• Business

People to Watch in International Business

3 minute read
Rebecca Winters

ANNE MCKEVITT Founder, Anne McKevitt Ideas

Picture a much younger Martha Stewart with a Scottish accent, marketed to the Ikea demographic, and you have McKevitt. Through her home-design TV shows, books and branded lines of bedding, paint and tiles, McKevitt, 33, has styled herself Britain’s premier living brand. In September the former hairdresser’s assistant who left home at 15 will tackle the U.S. market through home-shopping shows, catalogs and the Internet.

CHRISTINE TSAI-YI TSUNG President and CEO, China Airlines

The daughter of a nationalist Chinese air force pilot, Tsung has an MBA from the University of Missouri and finance experience at Columbia Pictures and in California city government. After returning to Taiwan in 1999, Tsung, 52, was tapped to run the national airline. She has introduced stock options and appealed to skeptical pilots in the Sichuan dialect that many of them speak. And she’s credited for increasing profits 95% in the first quarter.

HECTOR BARRETO JR. Administrator, U.S. Small Business Administration

His earliest experience with small business was waiting tables at age nine in his parents’ Mexican restaurant in Kansas City, Mo. The first in his family to attend college, Barreto founded Barreto Insurance and Financial Services, a small company catering to Latinos. He worked on George W. Bush’s presidential campaign and was confirmed to head the SBA last month. Barreto, 39, will take over just as Bush plans to slash the SBA’s funding 40%.

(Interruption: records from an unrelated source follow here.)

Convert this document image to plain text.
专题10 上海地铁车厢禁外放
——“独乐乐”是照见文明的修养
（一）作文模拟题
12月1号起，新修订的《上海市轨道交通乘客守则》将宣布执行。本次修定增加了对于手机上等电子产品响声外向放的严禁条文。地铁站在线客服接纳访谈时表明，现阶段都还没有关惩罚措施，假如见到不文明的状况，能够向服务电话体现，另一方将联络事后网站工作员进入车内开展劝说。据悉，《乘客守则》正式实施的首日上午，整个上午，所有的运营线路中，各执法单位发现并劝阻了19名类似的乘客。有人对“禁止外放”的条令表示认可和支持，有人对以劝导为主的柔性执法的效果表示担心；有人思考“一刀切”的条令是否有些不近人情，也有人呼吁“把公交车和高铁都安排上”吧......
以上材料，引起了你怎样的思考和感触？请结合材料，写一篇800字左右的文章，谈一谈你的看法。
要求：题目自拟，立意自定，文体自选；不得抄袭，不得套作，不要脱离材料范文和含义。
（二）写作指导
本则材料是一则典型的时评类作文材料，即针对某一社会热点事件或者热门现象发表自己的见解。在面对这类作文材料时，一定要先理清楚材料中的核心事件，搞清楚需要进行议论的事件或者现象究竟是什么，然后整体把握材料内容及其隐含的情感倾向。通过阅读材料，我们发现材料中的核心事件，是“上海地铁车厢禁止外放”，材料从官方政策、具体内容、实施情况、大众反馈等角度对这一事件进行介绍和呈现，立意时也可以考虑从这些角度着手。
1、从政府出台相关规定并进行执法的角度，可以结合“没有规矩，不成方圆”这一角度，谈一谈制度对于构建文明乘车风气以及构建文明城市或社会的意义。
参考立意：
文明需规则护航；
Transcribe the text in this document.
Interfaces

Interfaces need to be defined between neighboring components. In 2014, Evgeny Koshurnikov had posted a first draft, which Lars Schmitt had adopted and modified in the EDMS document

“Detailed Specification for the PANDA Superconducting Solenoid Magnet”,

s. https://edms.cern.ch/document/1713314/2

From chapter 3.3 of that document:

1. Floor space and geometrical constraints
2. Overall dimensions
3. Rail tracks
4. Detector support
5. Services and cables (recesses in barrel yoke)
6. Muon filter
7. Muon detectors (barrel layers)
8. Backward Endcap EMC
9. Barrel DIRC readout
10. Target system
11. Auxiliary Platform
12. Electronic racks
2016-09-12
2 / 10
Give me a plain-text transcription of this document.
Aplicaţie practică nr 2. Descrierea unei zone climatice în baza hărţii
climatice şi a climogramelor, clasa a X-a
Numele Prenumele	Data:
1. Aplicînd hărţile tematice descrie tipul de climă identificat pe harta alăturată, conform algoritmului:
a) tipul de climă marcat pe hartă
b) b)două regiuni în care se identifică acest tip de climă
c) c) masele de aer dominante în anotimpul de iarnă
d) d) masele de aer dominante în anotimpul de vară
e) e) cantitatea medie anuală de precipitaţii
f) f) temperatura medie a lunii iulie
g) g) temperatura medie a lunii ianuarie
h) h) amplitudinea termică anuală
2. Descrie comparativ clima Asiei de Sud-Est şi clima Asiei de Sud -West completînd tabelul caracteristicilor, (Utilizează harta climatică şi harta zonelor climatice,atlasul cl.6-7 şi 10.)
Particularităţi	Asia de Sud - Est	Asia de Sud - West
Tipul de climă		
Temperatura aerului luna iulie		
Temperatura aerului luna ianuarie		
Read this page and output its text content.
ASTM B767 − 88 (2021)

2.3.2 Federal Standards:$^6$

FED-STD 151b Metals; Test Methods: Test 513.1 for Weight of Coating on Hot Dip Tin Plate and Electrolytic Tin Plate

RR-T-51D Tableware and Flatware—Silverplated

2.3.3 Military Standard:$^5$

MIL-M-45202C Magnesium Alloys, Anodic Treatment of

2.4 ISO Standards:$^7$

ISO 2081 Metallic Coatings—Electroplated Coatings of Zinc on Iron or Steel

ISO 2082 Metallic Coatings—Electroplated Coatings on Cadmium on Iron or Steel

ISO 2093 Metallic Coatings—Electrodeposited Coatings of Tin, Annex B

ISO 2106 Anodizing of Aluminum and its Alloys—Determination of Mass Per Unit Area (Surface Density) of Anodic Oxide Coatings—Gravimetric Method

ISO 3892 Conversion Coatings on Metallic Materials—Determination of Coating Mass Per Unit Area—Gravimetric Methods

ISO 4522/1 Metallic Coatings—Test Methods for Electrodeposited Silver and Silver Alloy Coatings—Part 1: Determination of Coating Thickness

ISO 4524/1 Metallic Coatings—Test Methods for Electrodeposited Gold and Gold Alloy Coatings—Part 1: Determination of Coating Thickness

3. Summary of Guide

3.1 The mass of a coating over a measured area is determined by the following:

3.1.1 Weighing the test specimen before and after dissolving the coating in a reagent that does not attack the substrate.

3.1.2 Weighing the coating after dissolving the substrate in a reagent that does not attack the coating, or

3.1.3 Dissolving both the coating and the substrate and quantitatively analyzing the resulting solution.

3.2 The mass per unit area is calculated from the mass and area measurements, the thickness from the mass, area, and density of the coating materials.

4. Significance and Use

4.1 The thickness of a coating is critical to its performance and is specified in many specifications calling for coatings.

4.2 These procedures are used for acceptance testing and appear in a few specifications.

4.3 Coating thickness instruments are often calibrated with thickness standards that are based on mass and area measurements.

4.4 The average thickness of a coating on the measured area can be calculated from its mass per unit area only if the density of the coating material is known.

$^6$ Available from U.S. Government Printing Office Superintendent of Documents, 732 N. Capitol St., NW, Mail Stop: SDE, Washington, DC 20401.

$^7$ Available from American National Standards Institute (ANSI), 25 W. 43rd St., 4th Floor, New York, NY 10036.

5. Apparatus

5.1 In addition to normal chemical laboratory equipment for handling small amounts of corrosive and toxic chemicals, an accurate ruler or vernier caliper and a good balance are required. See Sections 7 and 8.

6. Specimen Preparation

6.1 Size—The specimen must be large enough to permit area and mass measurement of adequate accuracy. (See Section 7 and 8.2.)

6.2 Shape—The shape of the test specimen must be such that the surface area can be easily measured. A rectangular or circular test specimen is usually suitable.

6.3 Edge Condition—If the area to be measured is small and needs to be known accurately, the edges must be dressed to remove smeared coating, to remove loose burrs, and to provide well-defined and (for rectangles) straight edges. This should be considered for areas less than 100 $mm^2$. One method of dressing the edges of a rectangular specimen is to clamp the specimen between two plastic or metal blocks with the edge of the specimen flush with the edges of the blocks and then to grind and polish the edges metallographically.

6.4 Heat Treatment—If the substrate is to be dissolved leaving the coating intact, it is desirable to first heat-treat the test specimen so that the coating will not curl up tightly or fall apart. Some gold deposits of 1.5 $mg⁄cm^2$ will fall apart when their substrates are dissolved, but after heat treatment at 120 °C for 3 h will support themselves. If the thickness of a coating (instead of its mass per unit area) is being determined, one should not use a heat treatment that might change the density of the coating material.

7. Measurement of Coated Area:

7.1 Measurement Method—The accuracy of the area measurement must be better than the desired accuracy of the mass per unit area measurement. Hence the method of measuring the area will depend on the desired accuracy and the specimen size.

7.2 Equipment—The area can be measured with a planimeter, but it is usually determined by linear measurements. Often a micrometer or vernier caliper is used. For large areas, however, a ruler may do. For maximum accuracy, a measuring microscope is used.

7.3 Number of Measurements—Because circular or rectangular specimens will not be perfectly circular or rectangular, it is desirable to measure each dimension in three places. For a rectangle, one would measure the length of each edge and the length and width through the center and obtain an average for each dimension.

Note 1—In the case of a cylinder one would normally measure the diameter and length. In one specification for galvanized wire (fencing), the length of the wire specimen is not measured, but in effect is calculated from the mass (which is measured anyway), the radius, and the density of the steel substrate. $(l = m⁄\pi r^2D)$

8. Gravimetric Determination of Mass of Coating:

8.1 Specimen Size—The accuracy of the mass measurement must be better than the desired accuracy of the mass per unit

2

The task of reinventing the music industry has fallen heavily on the shoulders of German media executive Hilbers. Last month he left BMG, the music branch at Bertelsmann AG, to run the lawsuit-plagued music site Napster. Before joining BMG, Hilbers, 38, spent four years managing AOL Europe, a property of TIME’s parent company. Now he will try to transform Napster from industry rogue to copyright-respecting subscription service.

STANLEY O’NEAL President and COO, Merrill Lynch

Selected for the No. 2 job at Merrill Lynch last month, O’Neal is expected to win top billing at the nation’s largest securities firm when current CEO David Komansky retires in three years. That would make O’Neal, 49, the first black CEO of a major Wall Street brokerage house. Reared on a farm in Wedowee, Ala., O’Neal attended a one-room schoolhouse and worked the late shift at a General Motors plant in Georgia before landing at Harvard Business School. He joined Merrill as an investment banker in 1986 and later served as CFO and brokerage chief.